I'm a loner who is never lonely.
Everyone is definitely a little bit crazy. Except me. There is 100% normalcy flowing through my veins.
For the better part of each I am being surrounded by people... that is at work.
I live by myself, and that is how I prefer it. I can only share my home with a partner.
My home is my escape from my chaotic professional life, where I can switch off and escape.
I am very realistic about the internet, and even though I would comment on blogs, I won't easily engage in online communication with others. So, I do not have online friends. I would read some of the online forums but I won't easily engage in the dialogue.
Though I am not a loner in real life, I am a loner on the internet. Too many cliques on the in the virtual world and some of them are just nasty.
I love your poem.
if it were not for the intertubs, we would never be tweeting back and forth at all hours of the day!
Good post.
I too am somewhat of a loner.

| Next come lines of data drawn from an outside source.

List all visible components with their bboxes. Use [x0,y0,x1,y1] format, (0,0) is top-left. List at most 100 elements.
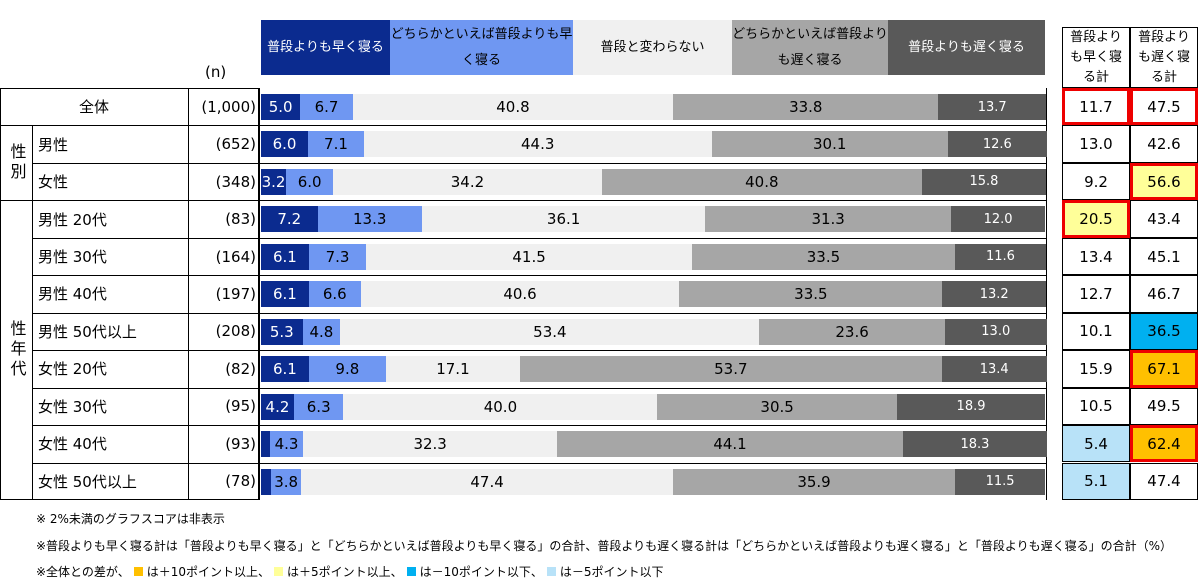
totals-header-0: 普段よりも早く寝る計 [1062,27,1130,88]
total-cell: 5.1 [1062,462,1130,500]
row-label: 男性 [38,135,69,154]
bar-segment: 34.2 [333,168,602,195]
row-n: (652) [215,135,256,154]
note-text: は－5ポイント以下 [559,565,664,579]
row-divider [32,387,1047,389]
n-label: (n) [205,63,227,81]
total-cell: 47.5 [1130,88,1198,126]
row-n: (93) [225,434,256,453]
row-divider [32,237,1047,239]
chart-right-border [1046,88,1047,500]
swatch-minus5 [546,567,556,576]
note-text: は－10ポイント以下、 [419,565,543,579]
row-label: 女性 50代以上 [38,472,137,491]
row-divider [0,200,1047,202]
bar-segment: 3.2 [261,168,287,195]
row-n: (95) [225,397,256,416]
swatch-minus10 [406,567,416,576]
bar-segment: 35.9 [673,468,955,495]
total-cell: 42.6 [1130,125,1198,163]
note-hidden: ※ 2%未満のグラフスコアは非表示 [36,512,225,526]
total-cell: 56.6 [1130,162,1198,201]
total-cell: 13.4 [1062,237,1130,276]
row-label: 男性 20代 [38,210,107,229]
bar-segment: 17.1 [385,356,521,383]
chart-divider [258,88,260,500]
bar-segment: 11.5 [954,468,1046,495]
bar-segment: 18.3 [903,431,1047,458]
note-text: は＋5ポイント以上、 [286,565,403,579]
row-label: 男性 40代 [38,285,107,304]
bar-segment: 6.1 [261,356,309,383]
bar-segment: 6.1 [261,281,309,308]
row-divider [32,312,1047,314]
legend-0: 普段よりも早く寝る [261,20,390,75]
note-text: は＋10ポイント以上、 [146,565,270,579]
row-label: 男性 50代以上 [38,322,137,341]
row-divider [0,125,1047,127]
bar-segment: 18.9 [896,393,1046,420]
bar-segment: 4.8 [302,318,341,345]
row-divider [32,275,1047,277]
group-label: 性別 [7,142,27,183]
bar-segment: 33.5 [679,281,943,308]
row-divider [32,462,1047,464]
bar-segment: 6.1 [261,243,309,270]
note-text: ※全体との差が、 [36,565,130,579]
row-n: (348) [215,172,256,191]
bar-segment: 13.0 [944,318,1047,345]
bar-segment [261,468,272,495]
bar-segment: 9.8 [308,356,386,383]
total-cell: 10.1 [1062,312,1130,351]
bar-segment: 40.6 [360,281,680,308]
bar-segment: 30.1 [711,131,948,158]
group-label: 性年代 [7,320,27,381]
row-label: 男性 30代 [38,248,107,267]
bar-segment: 13.7 [938,94,1046,120]
row-n: (78) [225,472,256,491]
bar-segment: 33.5 [691,243,955,270]
legend-1: どちらかといえば普段よりも早く寝る [390,20,573,75]
bar-segment: 7.1 [308,131,364,158]
total-cell: 62.4 [1130,425,1198,463]
total-cell: 9.2 [1062,162,1130,201]
row-n: (197) [215,284,256,303]
total-cell: 11.7 [1062,88,1130,126]
row-divider [32,350,1047,352]
bar-segment: 30.5 [657,393,897,420]
bar-segment: 6.3 [293,393,344,420]
bar-segment: 53.4 [340,318,760,345]
total-cell: 47.4 [1130,462,1198,500]
row-label: 女性 30代 [38,397,107,416]
total-cell: 46.7 [1130,275,1198,313]
bar-segment: 4.3 [269,431,304,458]
bar-segment: 3.8 [271,468,302,495]
bar-segment: 12.6 [947,131,1047,158]
bar-segment: 5.3 [261,318,303,345]
note-highlight: ※全体との差が、 は＋10ポイント以上、 は＋5ポイント以上、 は－10ポイント… [36,563,664,580]
total-cell: 12.7 [1062,275,1130,313]
n-divider [188,88,189,500]
bar-segment: 13.4 [941,356,1047,383]
bar-segment: 33.8 [673,94,939,120]
bar-segment: 47.4 [301,468,674,495]
bar-segment: 44.3 [363,131,712,158]
bar-segment: 7.2 [261,206,318,233]
row-label: 女性 40代 [38,435,107,454]
total-cell: 20.5 [1062,200,1130,238]
row-n: (164) [215,247,256,266]
total-cell: 43.4 [1130,200,1198,238]
legend-2: 普段と変わらない [573,20,732,75]
total-cell: 36.5 [1130,312,1198,351]
bar-segment: 40.0 [343,393,658,420]
total-cell: 49.5 [1130,387,1198,426]
total-cell: 13.0 [1062,125,1130,163]
total-cell: 5.4 [1062,425,1130,463]
bar-segment: 36.1 [421,206,706,233]
bar-segment: 40.8 [601,168,922,195]
bar-segment: 6.0 [261,131,309,158]
note-totals: ※普段よりも早く寝る計は「普段よりも早く寝る」と「どちらかといえば普段よりも早く… [36,539,1173,553]
bar-segment: 13.3 [317,206,422,233]
swatch-plus5 [273,567,283,576]
row-divider [32,162,1047,164]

I like my time alone - maybe it's because I so rarely get time alone!
I'd be a rose too. I don't think there is anything wrong with that. Especially when you have a family to take care, sometimes I just don't want to have to entertain people or hold long coversations all teh time. I'm certainly not Lonely, but I find peace within my family and myself.
62 degrees is freezing when i've been in nothing but 105 plus degree weather everyday then all of a sudden arrive in 62 degree weather. LOL I had to laugh because yeah we don't get snow in SF so I guess it's not that cold, but it's cold for me. LOL
I can go either way alone or with others but I think I do well on my own. Your poem is so creative and very well written. I think it relates to everyone who spends significant time online.
Both the poem and your explanation of your strength by yourself are amazing. I think that you're right on with how you've explained these friendships..
I get scared sometimes, with younger kids and the internet where they confuse the two worlds and choose never to be alone. Being alone is so important, when would you write these poems otherwise!!?
x
You know what...I'm a bit of a loner as well. Perhaps that's why the internet is so appealing:)
Like you, I'm a loner but I love having a lot of online interaction. I guess it allows us to still be social while not having to have a lot of people around? Generally on quizzes it's said about me that I am outgoing around people I know but really shy in a roomful of strangers.
I like that....
I value my quiet time. I like being alone and look forward to it, just as much as I like to go out and socialize with friends. I guess it just depends on my mood. Sometimes, I just don't want to be overly-stimulated with noise and ruckus, so I retreat in silence with a good book, magazine, or the internet.
Found you through My Take on Mommyhood.
What a wonderful poem. I have become a loner after moving to NYC. I actually don't mind it at all. I used to always be surrounded with people and found myself uncomfortable when I was alone.
Now I can be alone when i want to be and if I need a friend, I can just log on and I am sure someone will be there.
www.thewannabewahm.com
I rarely entertain at my home either, and it is not for lack of it being cleaned and organized; I'm just not big on entertaining. Maybe my son will find this odd some day. Who knows?
A little solitude is good at times to clear the mind; sometimes I find socializing exhausting!
Your poem says it all - great job!
Love the poem, L. I like my friends behind the screens.
Hope all is well!
Love the poem - very well written...and with a blog title like Vodka Logic, I have no idea how or why I haven't been here before. My nickname in college was Vodka V, and not much has changed :)
FB quizzes are hilarious, but I can't take them seriously. Although I did take one that told me which "Awesome 80s Female Cartoon Figure" I was with the result of She-Ra. Hell yeah. Love the blog!
Ah, at last I have managed to get to your blog! It's great and you have so many admirers! I just have to say that this post on being a loner fits my profile exactly. So great to find friends like you in cyberspace.